Saudi Arabia is our second-biggest supplier because of choice, not because we have no choice. Obama administration energy policies run counter to the notion that never again should this country put itself in the position of being blackmailed by a foreign supplier half a world away. In 1973, when Libya, Saudi Arabia and other OPEC members stopped oil shipments to the U.S., oil prices tripled. Lines formed at gas stations. Stations had limited hours and often ran out of gas. Even the clock was affected: Year-round daylight-saving time was imposed.
The United States remains vulnerable to supply disruptions, but these mostly translate to temporary higher prices rather than wholesale policy changes. For the Obama administration, supply concerns are of far less interest than climate change. The war on coal is raging and spreading to natural gas. Oil is tolerated, but only just.

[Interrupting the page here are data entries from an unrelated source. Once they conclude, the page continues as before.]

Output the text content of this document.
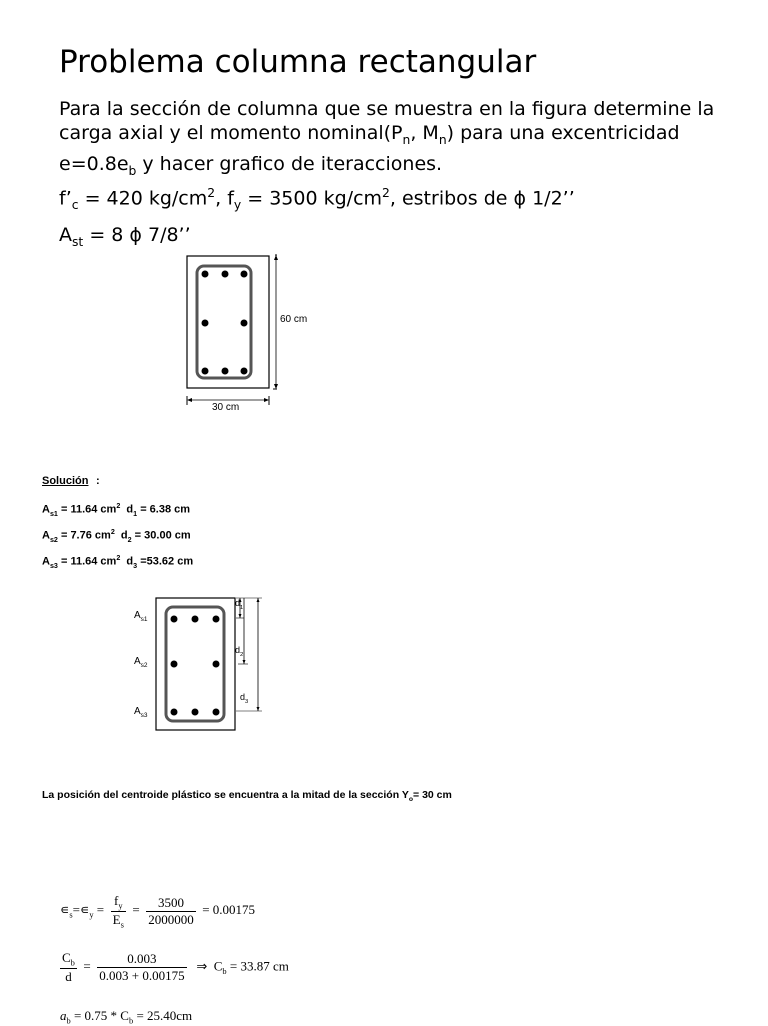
Problema columna rectangular
Para la sección de columna que se muestra en la figura determine la carga axial y el momento $nominal(P_n$, $M_n$) para una excentricidad $e=0.8e_b$ y hacer grafico de iteracciones.
$f’_c = 420$ $kg/cm^2$, $f_y = 3500$ $kg/cm^2$, estribos de ϕ 1/2’’
$A_{st} = 8$ ϕ 7/8’’
60 cm
30 cm
Solución :
$A_{s1} = 11.64$ $cm^2$  $d_1 = 6.38$ cm
$A_{s2} = 7.76$ $cm^2$  $d_2 = 30.00$ cm
$A_{s3} = 11.64$ $cm^2$  $d_3 =53.62$ cm
$A_{s1}$
$A_{s2}$
$A_{s3}$
$d_1$
$d_2$
$d_3$
La posición del centroide plástico se encuentra a la mitad de la sección $Y_o= 30$ cm
$∊_s=∊_y = \frac{f_y}{E_s} = \frac{3500}{2000000} = 0.00175$
$\frac{C_b}{d} = \frac{0.003}{0.003 + 0.00175}$ ⇒  $C_b = 33.87$ cm
$a_b = 0.75 * C_b = 25.40cm$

Six years after the embargo, Carter had solar panels installed on the White House roof. Climate change wasn't among the reasons. The double nickel speed limit, imposed by states under threat of losing federal highway funds, lingered in some form until 1995. By some estimates, the lower limit reduced fuel consumption by only 1 percent or less.
Rocker Sammy Hagar sang the sentiments of a nation when he crooned, “Write me up for 125/Post my face, wanted dead or alive/Take my license, all that jive/I can't drive 55.”
No thanks to Obama administration energy policy, we no longer have to.